Investors are increasingly turning attention to the Balancing Mechanism (BM) and Capacity Market (CM) for future long-duration battery storage revenue streams, with new research from LCP suggesting batteries can play a larger role in both.
LCP’s Energy Analytics team found that with 4GW of battery storage capacity, up to 50% of the BM demand could be met in the future by batteries, and if battery capacity increased to 10GW, up to 70% of BM demand could be met.
This could then result in cheaper energy bills for consumers – a hot topic currently due to the rise of the energy price cap – as the BM would be less reliant on volatile gas prices.
Meanwhile, LCP highlighted how the T-4 CM auction for 2025/26 saw 3.3GW of new battery storage assets secure contracts compared to less than 2GW currently on the system.
“With previous auction results considered, this could mean that by 2025/26 we have a total of 6GW of battery storage online, much of which will be targeting the Balancing Market, where we have seen lucrative returns in recent months,” Chris Matson from LCP said.
However, LCP cautioned that investors will need to closely consider how increasing competition and the impact of cannibalisation could affect returns.
LCP continued that the CM has previously offered limited opportunities for battery assets due to the limited durations of the systems, which are often one hour, resulting in batteries being heavily derated in the CM.
However, with more investment being made into longer duration batteries, the CM market is now set to “come into play” for asset owners, particularly due to the reliability of the revenue stream, with 15-year contracts on offer.
Indeed, of the 3.3GW of battery storage capacity that secured contracts in the recent T-4 auction, 1.7GW of this was battery storage with durations of two hours or more, signalling increased investment and a shift to larger systems.
Battery storage companies such Gresham House Energy Storage Fund have begun to eye two hour durations due to the trading opportunities becoming at least as profitable as shorter durations, while Harmony Energy recently lauded the value of two hour durations, stating it allows the company to take advantage of increases in wholesale market revenue opportunities.
LCP went on the highlight what it said are some key factors for investors to consider in the battery storage space.

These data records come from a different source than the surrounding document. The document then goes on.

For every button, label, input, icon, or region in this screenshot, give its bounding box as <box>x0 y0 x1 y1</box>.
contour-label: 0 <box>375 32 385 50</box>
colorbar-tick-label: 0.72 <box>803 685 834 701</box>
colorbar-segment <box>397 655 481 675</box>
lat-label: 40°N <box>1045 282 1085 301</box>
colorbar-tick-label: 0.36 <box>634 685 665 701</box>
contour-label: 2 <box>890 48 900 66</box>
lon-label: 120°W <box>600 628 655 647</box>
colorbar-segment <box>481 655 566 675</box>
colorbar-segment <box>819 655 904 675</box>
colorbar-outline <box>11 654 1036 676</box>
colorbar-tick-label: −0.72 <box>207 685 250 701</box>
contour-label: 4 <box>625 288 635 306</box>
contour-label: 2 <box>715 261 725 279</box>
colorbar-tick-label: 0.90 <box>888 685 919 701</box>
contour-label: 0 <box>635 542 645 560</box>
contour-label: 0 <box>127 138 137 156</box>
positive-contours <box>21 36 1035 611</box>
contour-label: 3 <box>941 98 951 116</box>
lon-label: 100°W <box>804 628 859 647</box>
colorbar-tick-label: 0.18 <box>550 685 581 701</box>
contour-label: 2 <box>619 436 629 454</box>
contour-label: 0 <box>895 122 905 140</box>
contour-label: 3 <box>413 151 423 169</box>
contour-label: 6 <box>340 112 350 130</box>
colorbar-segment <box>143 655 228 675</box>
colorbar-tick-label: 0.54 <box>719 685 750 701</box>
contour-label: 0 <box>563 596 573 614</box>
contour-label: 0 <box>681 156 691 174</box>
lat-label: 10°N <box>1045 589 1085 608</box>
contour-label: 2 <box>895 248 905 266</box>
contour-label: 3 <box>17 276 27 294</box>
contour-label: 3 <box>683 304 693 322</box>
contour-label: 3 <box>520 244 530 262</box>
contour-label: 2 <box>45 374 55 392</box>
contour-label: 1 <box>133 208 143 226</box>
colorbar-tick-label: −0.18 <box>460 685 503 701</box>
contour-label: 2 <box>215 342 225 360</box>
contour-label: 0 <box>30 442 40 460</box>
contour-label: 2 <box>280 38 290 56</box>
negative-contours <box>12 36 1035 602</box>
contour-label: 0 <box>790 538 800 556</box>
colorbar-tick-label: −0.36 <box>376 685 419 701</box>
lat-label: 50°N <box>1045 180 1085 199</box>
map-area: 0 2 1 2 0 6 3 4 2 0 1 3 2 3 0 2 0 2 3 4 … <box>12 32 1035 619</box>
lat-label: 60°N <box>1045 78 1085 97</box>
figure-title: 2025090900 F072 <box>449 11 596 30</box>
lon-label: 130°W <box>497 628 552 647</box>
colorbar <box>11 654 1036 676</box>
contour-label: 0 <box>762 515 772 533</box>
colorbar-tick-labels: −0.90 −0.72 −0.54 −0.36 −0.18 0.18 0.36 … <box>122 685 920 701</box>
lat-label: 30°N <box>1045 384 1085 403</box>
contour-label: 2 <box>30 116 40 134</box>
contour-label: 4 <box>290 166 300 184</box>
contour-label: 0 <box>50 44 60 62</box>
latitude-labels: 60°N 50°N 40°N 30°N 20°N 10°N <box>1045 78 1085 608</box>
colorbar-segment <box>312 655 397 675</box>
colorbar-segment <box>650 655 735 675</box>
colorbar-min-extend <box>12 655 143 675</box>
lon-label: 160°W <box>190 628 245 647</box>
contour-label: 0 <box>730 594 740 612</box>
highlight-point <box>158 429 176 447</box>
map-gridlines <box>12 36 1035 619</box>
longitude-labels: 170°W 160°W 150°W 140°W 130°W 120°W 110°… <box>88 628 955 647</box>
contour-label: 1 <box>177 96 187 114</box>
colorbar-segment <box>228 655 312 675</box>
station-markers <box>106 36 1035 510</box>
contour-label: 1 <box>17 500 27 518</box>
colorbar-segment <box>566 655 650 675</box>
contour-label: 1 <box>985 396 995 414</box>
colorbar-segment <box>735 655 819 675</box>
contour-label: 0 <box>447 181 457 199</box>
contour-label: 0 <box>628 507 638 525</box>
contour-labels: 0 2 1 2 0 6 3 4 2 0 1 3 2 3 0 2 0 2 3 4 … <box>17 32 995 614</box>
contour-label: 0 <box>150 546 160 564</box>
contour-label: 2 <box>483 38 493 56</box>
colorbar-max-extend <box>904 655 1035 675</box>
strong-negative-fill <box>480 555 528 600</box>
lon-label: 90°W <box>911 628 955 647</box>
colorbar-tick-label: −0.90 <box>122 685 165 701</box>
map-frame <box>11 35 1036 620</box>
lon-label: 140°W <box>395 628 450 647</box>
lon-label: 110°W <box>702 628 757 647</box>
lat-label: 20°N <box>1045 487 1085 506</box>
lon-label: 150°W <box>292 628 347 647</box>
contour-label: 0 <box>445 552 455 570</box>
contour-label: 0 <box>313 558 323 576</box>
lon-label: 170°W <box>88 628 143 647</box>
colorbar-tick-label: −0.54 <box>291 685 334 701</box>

This included needing to be wary in the BM as more battery capacity is added to the market, resulting in the amount of volume that each unit can be expected to deliver reducing.
Investors should also consider co-location of battery storage alongside other renewable energies such as solar to spread their costs over a wider revenue base and maximise the use of limited connection capacity.
While the frequency response market remains attractive, LCP said investors must consider hybrid approaches that optimise between that and energy markets in order to maximise returns, while volatility must be considered as a core component to investors’ revenue stacks and to be bankable.
“We have begun to see new strategies adopted to maximise returns not only from frequency but also from wholesale and balancing markets which offer a great opportunity for investors to stack their revenues,” Matson added.